Cleora, which survived as the name of a railroad siding, is a couple of miles east of Salida. It was originally a stagecoach stop named Bale’s Station for John Bale, its owner. He changed its name to Cleora, after his daughter, and its post office opened in 1876. The place faded quickly after the railroad reached Salida in 1880.

Recently Mark Emmer, head honcho of Catspaw (a software company which makes the SPITBOL compiler we use for all kinds of computer chores, from text format conversion to making mailing labels), called to say he, too, had received some material addressed to Cleora, rather than Salida.

The U.S. Postal Service maintains a Web site where you can get ZIP+4 codes. We use it often, and we tried it with “P.O. Box 946, Cleora, CO.”

The Postal Service still knows about Cleora, that its mail should go through Salida, because the standardized address that came back on the Web was “PO BOX 964, SALIDA CO 81201-0946.”

Mark suspects that some big-time mailing-list program, when given a ZIP code like 81201, returns the first matching name in alphabetical order, and since Cleora beats Salida in the alphabet, the program produces Cleora when given 81201.

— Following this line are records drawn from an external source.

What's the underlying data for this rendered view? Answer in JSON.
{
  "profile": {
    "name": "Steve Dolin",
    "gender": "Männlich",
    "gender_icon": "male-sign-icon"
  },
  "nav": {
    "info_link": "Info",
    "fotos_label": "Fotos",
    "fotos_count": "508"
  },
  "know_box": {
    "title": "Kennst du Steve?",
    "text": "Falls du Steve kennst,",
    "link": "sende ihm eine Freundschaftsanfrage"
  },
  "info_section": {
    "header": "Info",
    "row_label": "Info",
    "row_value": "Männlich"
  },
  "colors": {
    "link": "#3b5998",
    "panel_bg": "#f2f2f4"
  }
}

Mark has forgotten more about computers and software than most people will ever know, so we probably have an explanation for the survival of Cleora almost 116 years after its post office closed.

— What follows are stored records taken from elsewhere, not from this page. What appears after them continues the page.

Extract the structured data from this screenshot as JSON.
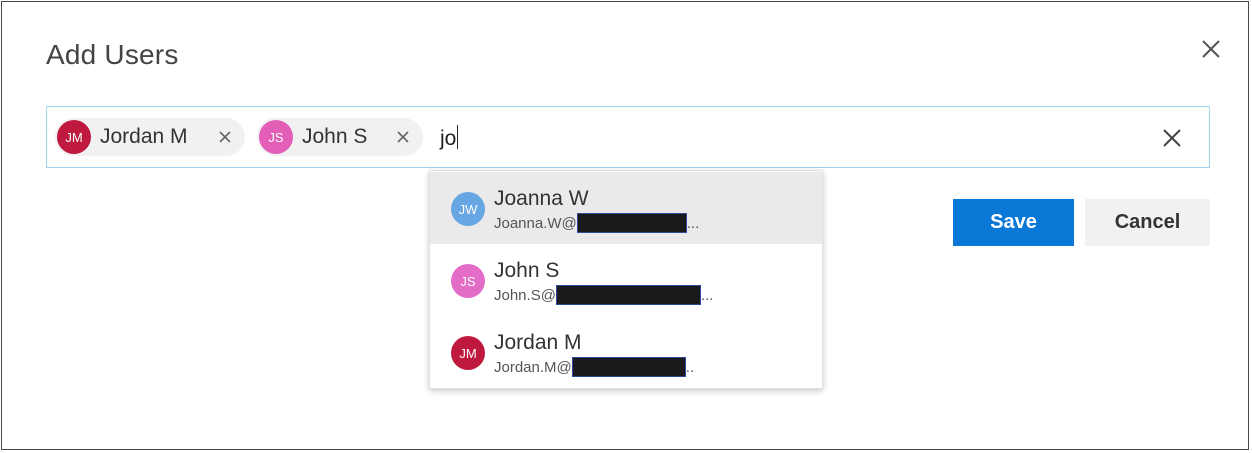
{
  "dialog": {
    "title": "Add Users",
    "close_icon": "close-icon",
    "colors": {
      "accent": "#0A78D7",
      "border_focus": "#9FD3EE"
    }
  },
  "picker": {
    "selected": [
      {
        "initials": "JM",
        "name": "Jordan M",
        "color": "#C0193F",
        "remove_icon": "close-icon"
      },
      {
        "initials": "JS",
        "name": "John S",
        "color": "#E35FB7",
        "remove_icon": "close-icon"
      }
    ],
    "query": "jo",
    "clear_icon": "close-icon"
  },
  "suggestions": [
    {
      "initials": "JW",
      "name": "Joanna W",
      "email_prefix": "Joanna.W@",
      "email_suffix": "...",
      "color": "#67A5E3",
      "highlighted": true
    },
    {
      "initials": "JS",
      "name": "John S",
      "email_prefix": "John.S@",
      "email_suffix": "...",
      "color": "#E36CC6",
      "highlighted": false
    },
    {
      "initials": "JM",
      "name": "Jordan M",
      "email_prefix": "Jordan.M@",
      "email_suffix": "..",
      "color": "#C0193F",
      "highlighted": false
    }
  ],
  "actions": {
    "save_label": "Save",
    "cancel_label": "Cancel"
  }
}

However, it offers an opportunity to a real-estate developer who wants to install an upscale enclave.

According to an article in the April 25, 1997, Wall Street Journal, the mailing address can affect a property’s value for better or worse.

One example was that of an Al Becker in Virginia. He thought his new house would be in “fashionable” Fairfax Station, but then “he discovered to his horror that a small section of the development, which included his home, had a Lorton mailing address — a name redolent of a District of Columbia maximum-security prison and noxious county landfill….

“Local brokers agree that property values in the Lorton section are lower than those with Fairfax Station addresses … Mr. Becker and about 80 of his neighbors have petitioned the post office to change their mailing addresses, to no avail.”

People don’t just petition, they sue, like one resident of Cos Cob, Connecticut, who believed he should get his mail in tony Greenwich. A chic mailing address, according to an appraiser quoted in the story, can make a property worth 70% more.

Back to Salida. We don’t know if it’s chic or not. But if its name starts to detract from real-estate values, and you’re in that business, you could promote upscale Cleora, thereby avoiding the taint of an old railroad town without a railroad, and residents would still get their mail.